Le contrôle coercitif est une notion émergente en droit français, définie par la circulaire de politique civile du garde des sceaux en date du 27 juin 2025 comme « une stratégie de domination exercée par un conjoint ou ex-conjoint, notamment par des actes de surveillance, d’isolement, d’humiliation, ou de pression psychologique dans le but de priver la victime de sa liberté d’action. »[1]

Il s’agit de violences intra-familiales, commises au sein du couple, dans la majorité des cas par des hommes sur des femmes.  
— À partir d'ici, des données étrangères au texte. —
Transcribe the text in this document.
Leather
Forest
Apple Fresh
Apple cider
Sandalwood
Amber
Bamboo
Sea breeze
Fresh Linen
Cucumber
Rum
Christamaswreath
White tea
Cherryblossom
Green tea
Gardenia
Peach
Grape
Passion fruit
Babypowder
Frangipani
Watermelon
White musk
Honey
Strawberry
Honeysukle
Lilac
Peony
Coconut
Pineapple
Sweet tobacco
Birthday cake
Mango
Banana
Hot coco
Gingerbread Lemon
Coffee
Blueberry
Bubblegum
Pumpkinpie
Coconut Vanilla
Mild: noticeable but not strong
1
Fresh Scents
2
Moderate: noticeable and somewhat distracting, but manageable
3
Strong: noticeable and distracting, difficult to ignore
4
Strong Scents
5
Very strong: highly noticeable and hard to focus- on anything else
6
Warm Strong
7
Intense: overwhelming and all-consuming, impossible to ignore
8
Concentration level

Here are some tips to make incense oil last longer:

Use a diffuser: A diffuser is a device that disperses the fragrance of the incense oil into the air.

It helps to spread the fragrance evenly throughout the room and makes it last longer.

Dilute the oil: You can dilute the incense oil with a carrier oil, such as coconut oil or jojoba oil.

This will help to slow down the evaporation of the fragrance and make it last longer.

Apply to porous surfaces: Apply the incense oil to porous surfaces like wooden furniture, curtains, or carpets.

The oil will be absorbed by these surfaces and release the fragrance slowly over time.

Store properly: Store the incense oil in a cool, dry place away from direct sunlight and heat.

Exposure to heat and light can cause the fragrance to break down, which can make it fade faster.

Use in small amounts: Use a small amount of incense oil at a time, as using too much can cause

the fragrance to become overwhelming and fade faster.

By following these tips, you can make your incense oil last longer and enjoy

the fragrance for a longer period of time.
Ces violences insidieuses sont invisibles aux yeux des tiers et difficilement conscientisées par les victimes elles-mêmes. La raison principale de cette invisibilisation repose sur le fait que le contrôle coercitif s’instaure au fil du temps et devient une « norme » dans les rapports au sein du couple.  

La stratégie de celui qui domine par le contrôle coercitif peut être très sophistiquée et revêtir diverses formes.

Les procédés mis en place tendent tous à isoler la victime et à la surveiller dans le but de la contrôler entièrement, de lui faire perdre son autonomie et son libre arbitre.

Ces procédés s’illustrent à travers des comportements variés qui, pris isolément, ne sont pas répréhensibles pénalement puisqu’ils ne correspondent actuellement à aucune infraction.

Il peut s’agir de propos dénigrants, humiliants voire menaçants, de la remise en cause de la santé mentale de la victime, de ses qualités, de l’envoi de nombreux messages ou appels téléphoniques, de la mise en place de moyens de géolocalisation ou d’accès au téléphone et/ou aux messageries de la victime, de confiscations (de ses papiers d’identité ou de son téléphone), de contrôle administratif, de privation des ressources (que ce soit des avoirs financiers, des aliments ou des moyens de transports), de l’exploitation des ressources (de son travail, de son patrimoine), des désapprobations voire des interdictions vestimentaires, des interdictions d’entretenir des contacts avec des tiers notamment avec la gente masculine, des accusations d’infidélité, de contraintes sexuelles, du chantage au suicide ou des menaces de violences sur la victime, sur ses proches ou sur ses effets personnels.  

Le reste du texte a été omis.